Later on, though, the lineup looked better. The M's in the sixth inning used the right combination of Branyan power and smallball to push across an insurance run, and the eighth saw Branyan and Jose Lopez hit back-to-back homers to left to knock Lackey out of the game. Now, of course, they didn't each get credit for their homers. Only Lopez got credit in the box score. But they both hit the ball to the same exact place, so it seems silly to reward one player while penalizing the other. As far as I'm concerned, Russell Branyan has 12 God damn homers, and I don't much care what Juan Rivera has to say about it.

Seriously, though, I think this about captures my reaction during the whole sequence:

Me: YES! Branyan!
Me: wait
Me: no he didn't just
Me: whoa
Me: ahahahahahahahahahahahahahhaha
Me: What?!?
Me: baaaaaaaaahahahahahahahahahahaha

It was among the most improbable sequences of events I've ever seen in a baseball game. Maybe it even tops the list. And though on the one hand I think it's funny that Lopez's homer off of Rivera's glove left Angel fans unable to enjoy Rivera's amazing catch for even thirty seconds, a big part of me wishes that Rivera had been able to come up with the second one as well. Some things are just so historically significant that you find yourself having to root against your own team's best interests, and this was one of those things. Maybe not so much at the time, but definitely in retrospect, because the sheer odds of hitting two consecutive fly balls to the exact same place beyond the left field wall are so unthinkably slim that having the outfielder come back with them both in his glove would be the equivalent of Juan Rivera telling probability to go fuck itself sideways and then giving it a dismissive wanking motion as it turned around and left. This was Rivera's chance. This was his chance to carve his name into the stone tablet of baseball lore. But misjudging Lopez's fly by a couple inches means that he'll instead have to live with making the season-ending highlight package. Robbing one home run is awesome. Robbing two home runs back-to-back is the stuff of legends. Way to blow it, Juan. I'm sorry for him that he couldn't do it, and I'm sorry for me that I couldn't see it.

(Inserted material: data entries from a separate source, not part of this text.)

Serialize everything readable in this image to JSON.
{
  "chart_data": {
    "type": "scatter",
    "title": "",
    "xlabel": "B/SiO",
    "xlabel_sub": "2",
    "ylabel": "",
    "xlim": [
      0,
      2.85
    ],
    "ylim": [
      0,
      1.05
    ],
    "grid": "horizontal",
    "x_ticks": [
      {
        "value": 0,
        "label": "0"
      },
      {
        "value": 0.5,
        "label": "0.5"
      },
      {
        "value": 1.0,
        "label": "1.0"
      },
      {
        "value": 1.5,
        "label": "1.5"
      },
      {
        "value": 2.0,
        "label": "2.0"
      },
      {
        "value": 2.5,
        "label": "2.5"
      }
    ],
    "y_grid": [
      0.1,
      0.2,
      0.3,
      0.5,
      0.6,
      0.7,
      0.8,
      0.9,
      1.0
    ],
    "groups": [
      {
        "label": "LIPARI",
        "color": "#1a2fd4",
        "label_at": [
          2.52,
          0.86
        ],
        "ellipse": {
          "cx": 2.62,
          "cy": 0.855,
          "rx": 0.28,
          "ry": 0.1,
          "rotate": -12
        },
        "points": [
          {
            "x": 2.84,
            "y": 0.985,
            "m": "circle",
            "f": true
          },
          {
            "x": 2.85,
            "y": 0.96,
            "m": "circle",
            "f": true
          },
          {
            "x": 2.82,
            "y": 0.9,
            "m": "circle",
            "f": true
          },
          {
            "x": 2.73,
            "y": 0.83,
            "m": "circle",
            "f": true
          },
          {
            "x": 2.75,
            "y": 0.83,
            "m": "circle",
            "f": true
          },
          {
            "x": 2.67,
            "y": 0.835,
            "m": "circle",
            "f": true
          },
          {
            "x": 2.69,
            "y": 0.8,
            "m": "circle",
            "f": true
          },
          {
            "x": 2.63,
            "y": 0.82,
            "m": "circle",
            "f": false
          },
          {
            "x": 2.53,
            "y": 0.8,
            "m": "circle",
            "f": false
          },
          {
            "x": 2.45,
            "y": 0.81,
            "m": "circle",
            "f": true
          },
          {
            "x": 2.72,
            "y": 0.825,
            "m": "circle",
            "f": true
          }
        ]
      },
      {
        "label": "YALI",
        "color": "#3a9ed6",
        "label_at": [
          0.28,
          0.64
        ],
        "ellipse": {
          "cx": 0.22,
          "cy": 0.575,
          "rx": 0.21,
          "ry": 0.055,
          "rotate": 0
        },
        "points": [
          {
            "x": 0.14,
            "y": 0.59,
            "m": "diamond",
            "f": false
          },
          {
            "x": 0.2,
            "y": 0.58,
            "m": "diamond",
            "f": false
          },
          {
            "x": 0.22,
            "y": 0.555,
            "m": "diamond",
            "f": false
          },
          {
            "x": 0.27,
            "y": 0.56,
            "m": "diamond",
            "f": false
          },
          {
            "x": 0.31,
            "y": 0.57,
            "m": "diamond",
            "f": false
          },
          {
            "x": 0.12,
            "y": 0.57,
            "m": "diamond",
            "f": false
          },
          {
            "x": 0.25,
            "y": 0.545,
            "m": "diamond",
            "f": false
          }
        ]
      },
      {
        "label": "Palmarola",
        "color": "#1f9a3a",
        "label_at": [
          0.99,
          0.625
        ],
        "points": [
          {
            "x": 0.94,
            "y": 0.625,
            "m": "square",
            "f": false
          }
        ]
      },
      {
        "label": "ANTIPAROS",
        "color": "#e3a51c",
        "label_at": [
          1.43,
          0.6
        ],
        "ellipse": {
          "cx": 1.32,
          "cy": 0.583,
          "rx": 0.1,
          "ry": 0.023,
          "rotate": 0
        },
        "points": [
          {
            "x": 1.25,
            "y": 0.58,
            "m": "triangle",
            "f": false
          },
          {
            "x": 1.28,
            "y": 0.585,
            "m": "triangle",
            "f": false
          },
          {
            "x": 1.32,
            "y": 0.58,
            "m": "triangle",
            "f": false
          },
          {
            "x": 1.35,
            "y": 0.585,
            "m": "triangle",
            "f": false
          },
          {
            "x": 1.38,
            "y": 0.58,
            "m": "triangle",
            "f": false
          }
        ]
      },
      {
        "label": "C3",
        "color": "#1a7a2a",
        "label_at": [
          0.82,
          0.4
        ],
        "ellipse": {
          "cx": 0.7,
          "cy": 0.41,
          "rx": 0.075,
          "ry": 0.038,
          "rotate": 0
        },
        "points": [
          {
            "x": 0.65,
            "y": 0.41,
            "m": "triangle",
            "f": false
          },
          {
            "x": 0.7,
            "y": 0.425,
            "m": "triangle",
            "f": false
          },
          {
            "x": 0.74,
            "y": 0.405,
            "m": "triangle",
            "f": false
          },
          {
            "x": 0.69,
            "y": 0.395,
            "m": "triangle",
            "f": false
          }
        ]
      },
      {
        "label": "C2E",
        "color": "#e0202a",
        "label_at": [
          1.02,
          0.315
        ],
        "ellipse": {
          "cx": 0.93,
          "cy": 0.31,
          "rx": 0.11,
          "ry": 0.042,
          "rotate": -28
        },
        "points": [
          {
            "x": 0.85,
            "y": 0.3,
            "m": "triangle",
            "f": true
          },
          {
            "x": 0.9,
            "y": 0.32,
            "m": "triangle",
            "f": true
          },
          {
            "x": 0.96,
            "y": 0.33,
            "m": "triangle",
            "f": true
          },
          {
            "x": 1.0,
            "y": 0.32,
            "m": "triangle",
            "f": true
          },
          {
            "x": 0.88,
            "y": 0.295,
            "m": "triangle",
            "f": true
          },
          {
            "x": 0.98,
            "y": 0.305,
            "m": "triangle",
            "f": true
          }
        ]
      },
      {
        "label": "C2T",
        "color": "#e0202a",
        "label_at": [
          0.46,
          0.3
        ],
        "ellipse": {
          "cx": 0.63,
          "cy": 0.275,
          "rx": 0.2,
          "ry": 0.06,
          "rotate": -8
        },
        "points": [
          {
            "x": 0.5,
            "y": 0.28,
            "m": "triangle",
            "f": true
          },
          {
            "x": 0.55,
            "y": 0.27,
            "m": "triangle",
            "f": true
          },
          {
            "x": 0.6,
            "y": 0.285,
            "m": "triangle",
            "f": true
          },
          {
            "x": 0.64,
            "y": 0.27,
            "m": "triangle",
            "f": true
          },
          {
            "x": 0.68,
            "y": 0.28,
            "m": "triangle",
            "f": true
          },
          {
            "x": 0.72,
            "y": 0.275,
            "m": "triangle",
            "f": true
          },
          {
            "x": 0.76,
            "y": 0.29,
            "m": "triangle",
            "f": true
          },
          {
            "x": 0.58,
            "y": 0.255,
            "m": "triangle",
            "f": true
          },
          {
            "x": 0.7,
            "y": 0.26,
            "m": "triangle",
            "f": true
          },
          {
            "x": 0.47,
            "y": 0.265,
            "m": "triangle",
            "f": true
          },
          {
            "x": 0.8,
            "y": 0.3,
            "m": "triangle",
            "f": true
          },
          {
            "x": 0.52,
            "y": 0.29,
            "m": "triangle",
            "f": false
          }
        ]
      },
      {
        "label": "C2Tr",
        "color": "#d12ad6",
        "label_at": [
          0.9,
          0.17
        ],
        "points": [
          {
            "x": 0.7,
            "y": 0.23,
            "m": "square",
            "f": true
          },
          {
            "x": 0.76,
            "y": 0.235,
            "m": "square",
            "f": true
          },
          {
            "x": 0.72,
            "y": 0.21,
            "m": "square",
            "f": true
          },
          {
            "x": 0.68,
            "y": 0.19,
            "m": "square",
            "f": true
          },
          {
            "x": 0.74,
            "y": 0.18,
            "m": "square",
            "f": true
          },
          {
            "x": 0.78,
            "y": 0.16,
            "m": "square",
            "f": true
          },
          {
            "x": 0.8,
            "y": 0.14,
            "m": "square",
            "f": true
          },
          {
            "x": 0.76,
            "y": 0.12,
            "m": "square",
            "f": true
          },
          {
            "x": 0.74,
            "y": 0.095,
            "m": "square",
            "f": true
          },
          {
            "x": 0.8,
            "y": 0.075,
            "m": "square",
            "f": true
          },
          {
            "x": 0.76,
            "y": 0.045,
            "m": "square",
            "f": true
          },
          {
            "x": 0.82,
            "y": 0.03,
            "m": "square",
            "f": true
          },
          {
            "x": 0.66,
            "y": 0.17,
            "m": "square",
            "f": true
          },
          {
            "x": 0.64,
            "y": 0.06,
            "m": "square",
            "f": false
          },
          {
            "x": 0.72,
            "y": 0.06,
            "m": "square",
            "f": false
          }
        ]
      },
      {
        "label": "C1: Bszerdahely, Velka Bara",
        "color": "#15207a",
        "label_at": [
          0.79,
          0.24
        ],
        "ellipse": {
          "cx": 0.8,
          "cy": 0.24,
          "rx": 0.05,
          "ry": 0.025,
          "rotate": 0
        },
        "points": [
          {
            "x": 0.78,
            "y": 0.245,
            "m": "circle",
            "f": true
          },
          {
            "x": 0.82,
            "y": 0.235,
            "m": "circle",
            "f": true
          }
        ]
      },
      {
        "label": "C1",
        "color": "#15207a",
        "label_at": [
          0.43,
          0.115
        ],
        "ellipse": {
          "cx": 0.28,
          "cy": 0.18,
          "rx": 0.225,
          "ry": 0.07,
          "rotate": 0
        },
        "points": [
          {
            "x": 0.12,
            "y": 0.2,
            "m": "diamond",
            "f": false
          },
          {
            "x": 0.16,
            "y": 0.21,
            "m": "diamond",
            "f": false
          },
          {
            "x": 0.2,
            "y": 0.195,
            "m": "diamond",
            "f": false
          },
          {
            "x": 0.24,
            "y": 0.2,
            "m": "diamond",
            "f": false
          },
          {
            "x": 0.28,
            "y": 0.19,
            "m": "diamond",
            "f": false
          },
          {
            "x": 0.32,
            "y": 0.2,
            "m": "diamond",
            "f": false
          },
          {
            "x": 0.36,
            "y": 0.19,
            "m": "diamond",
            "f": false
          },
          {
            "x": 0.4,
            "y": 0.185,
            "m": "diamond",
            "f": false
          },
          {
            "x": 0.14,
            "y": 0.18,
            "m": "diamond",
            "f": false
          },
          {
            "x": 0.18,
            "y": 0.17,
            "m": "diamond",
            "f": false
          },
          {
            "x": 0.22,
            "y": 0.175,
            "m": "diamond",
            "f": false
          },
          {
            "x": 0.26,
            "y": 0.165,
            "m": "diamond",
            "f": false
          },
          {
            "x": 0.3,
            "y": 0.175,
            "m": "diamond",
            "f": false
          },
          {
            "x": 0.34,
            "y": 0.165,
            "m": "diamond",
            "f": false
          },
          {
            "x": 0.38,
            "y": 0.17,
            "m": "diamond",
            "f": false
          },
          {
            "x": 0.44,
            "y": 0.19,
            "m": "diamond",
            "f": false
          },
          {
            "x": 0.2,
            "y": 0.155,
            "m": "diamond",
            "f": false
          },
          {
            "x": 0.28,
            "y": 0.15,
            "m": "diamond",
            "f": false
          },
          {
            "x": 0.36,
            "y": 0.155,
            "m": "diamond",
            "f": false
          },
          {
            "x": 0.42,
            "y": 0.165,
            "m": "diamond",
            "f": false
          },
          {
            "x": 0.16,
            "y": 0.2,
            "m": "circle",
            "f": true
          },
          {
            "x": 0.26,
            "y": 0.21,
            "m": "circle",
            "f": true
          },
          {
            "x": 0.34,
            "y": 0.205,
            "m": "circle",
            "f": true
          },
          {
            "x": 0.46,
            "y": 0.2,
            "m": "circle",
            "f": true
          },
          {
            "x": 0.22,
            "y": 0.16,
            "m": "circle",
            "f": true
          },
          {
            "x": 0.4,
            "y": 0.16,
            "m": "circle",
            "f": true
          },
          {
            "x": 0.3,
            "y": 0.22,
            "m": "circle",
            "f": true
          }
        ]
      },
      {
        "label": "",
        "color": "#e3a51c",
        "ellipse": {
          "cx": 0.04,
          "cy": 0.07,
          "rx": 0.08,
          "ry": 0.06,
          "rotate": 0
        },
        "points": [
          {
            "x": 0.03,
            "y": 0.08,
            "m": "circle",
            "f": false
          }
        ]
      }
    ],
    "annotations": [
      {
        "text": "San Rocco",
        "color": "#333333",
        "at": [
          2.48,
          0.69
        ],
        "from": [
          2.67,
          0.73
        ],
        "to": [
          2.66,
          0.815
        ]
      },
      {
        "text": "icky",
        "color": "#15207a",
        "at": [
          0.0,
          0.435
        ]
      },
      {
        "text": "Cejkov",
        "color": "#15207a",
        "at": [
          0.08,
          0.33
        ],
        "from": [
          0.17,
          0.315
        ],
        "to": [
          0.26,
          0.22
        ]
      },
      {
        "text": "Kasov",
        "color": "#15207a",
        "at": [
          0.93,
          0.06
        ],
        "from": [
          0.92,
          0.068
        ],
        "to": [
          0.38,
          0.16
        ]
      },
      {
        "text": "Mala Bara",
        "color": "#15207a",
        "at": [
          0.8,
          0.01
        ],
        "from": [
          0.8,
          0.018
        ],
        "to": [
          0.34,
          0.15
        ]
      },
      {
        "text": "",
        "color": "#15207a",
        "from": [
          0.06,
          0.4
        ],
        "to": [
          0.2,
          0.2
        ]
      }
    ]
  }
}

The five runs proved to be enough. Branyan took back two of the four bases he lost by catching consecutive line drives in the bottom of the eighth, and though Aardsma again made a lot of people dizzy and nervous, he was able to slam the door with an 0-2 fastball to Mike Napoli that was too high to crush. It was both the perfect pitch and a dangerous one, because while its location couldn't have been better, Aardsma isn't exactly known for his pinpoint command, and missing a few inches lower would've given Napoli a good shot at tying the game in an instant. But whatever. The pitch was good, and it ended the game. The Mariners limited their number of head-slapping fuck-ups, and in the end they had a shiny new win to show for it.

Tomorrow, things get interesting. The M's are still three games under .500 and two back of the Angels, but with Felix going up against the laughably nondescript Matt Palmer, there stands a real chance that come 9:30 we'll either be cursing at Felix for pitching like an idiot, or looking ahead to a chance of a sweep. Felix Day can be so dramatically hit-or-miss.